On February 9, 2017, E MA Financial, LLC converted $7,200 of the principal amount of the convertible promissory note dated July 20, 2016 into 200,000 shares of Common Stock of the Company at the price of $0.036 per share.

 

On February 23, 2017, the Company issued a new convertible promissory note to Power Up Lending Group for $28,000, with an interest rate of 8% and convertible to Common Stock of the Company at 45% discount.

 

On March 3, 2017, the Company issued a new convertible promissory note to Auctus Fund, LLC for $75,000, with an interest rate of 10% and convertible to Common Stock of the Company at 50% discount.

 

On March 08, 2017, EMA Financial, LLC converted $4,800 of the balance principal amount, $867.78 in accrued interest of the convertible promissory note dated July 20, 2016 and $2,200 for legal fee reimbursements totaling $7,867.78 into 244,340 shares of Common Stock of the Company at the price of $0.0322 per share.
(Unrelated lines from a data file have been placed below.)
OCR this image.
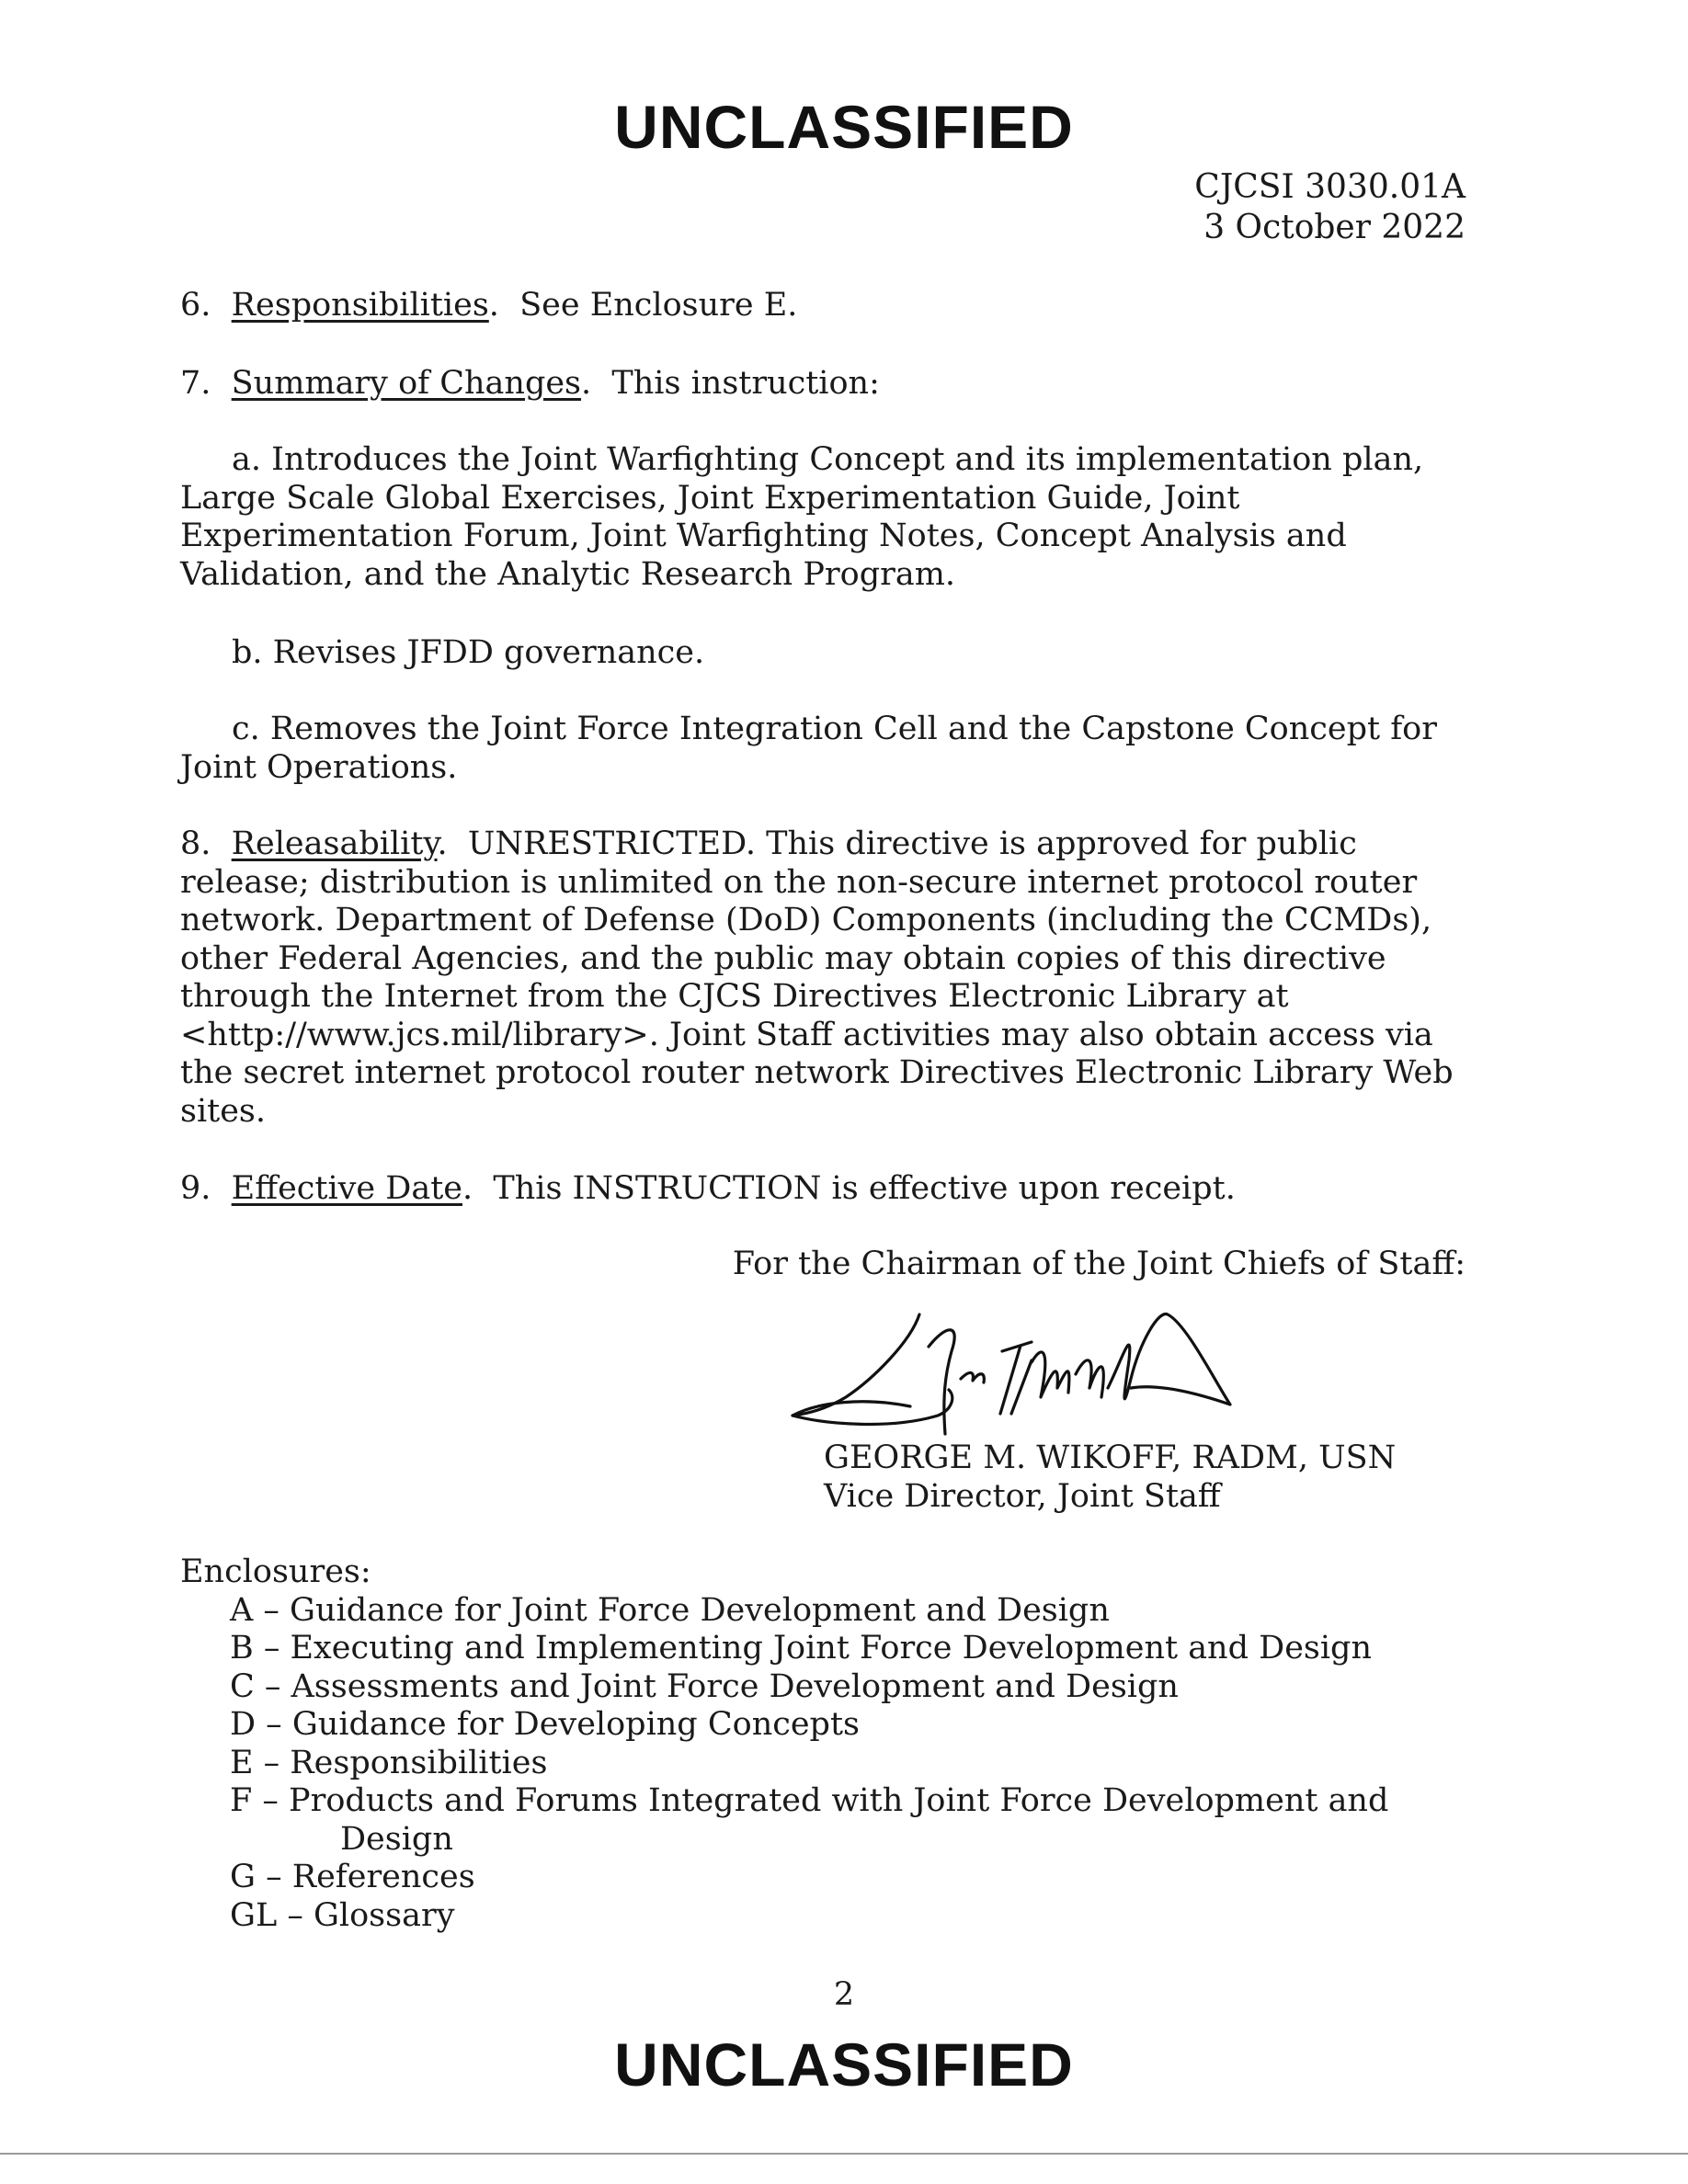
UNCLASSIFIED
CJCSI 3030.01A
3 October 2022

6. Responsibilities.  See Enclosure E.

7. Summary of Changes.  This instruction:

a. Introduces the Joint Warfighting Concept and its implementation plan, Large Scale Global Exercises, Joint Experimentation Guide, Joint Experimentation Forum, Joint Warfighting Notes, Concept Analysis and Validation, and the Analytic Research Program.

b. Revises JFDD governance.

c. Removes the Joint Force Integration Cell and the Capstone Concept for Joint Operations.

8. Releasability.  UNRESTRICTED. This directive is approved for public release; distribution is unlimited on the non-secure internet protocol router network. Department of Defense (DoD) Components (including the CCMDs), other Federal Agencies, and the public may obtain copies of this directive through the Internet from the CJCS Directives Electronic Library at <http://www.jcs.mil/library>. Joint Staff activities may also obtain access via the secret internet protocol router network Directives Electronic Library Web sites.

9. Effective Date.  This INSTRUCTION is effective upon receipt.

For the Chairman of the Joint Chiefs of Staff:
GEORGE M. WIKOFF, RADM, USN
Vice Director, Joint Staff
Enclosures:
A – Guidance for Joint Force Development and Design
B – Executing and Implementing Joint Force Development and Design
C – Assessments and Joint Force Development and Design
D – Guidance for Developing Concepts
E – Responsibilities
F – Products and Forums Integrated with Joint Force Development and
Design
G – References
GL – Glossary
2
UNCLASSIFIED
This note was paid in full as of March 08, 2017.

 

As of March 31, 2017, the principal balance of the outstanding convertible notes was $233,750 and the value of the derivative liability was $269,565.

 

DUE TO PREFERRED STOCKHOLDERS OF DISCONTINUED OPERATIONS

 

As of March 31, 2017, the Company has classified $215,000 of preferred stock in Providential Securities, Inc., a former subsidiary of the Company that was closed in the year 2000, as a long-term liability payable to holders of preferred stock of this discontinued subsidiary. The Company has made an offer for these preferred stock holders to receive shares of common stock in the Company in exchange for the preferred shares but so far only a small number of the preferred shareholders have accepted the offer.

 

The interest expenses payable to the preferred stockholders of the discontinued subsidiary in the amounts of $432,150 and $413,255 have been included in Accrued Interest Expenses on the balance sheets as of March 31, 2017 and June 30, 2016, respectively.

 

OTHER CURRENT PAYABLE

 

During the fiscal year ended June 30, 2016, the Company received a total 389,400,000 shares of Common Stock of Sports Pouch Beverage Company, Inc. and recognized 292,050,000 shares as earned revenues. The balance of 97,350,000 shares was recorded as Other Current Payable in the Company’s consolidated financial statements as of September 30, 2016. The Company returned these 97,350,000 shares to Sports Pouch Beverage Company on November 2, 2016.

 

ADVANCES FROM CUSTOMERS

 

As of September 30, 2012, the Company decided to reclassify the previously recorded Unearned Revenues as Advances from Customers because the Company has not been able to complete the consulting services for the related clients due to their inability to provide GAAP-compliant audited financial statements in order to file a registration statement with the Securities and Exchange Commission. As of March 31, 2017, the Company recorded $288,219 as Advances from Customers.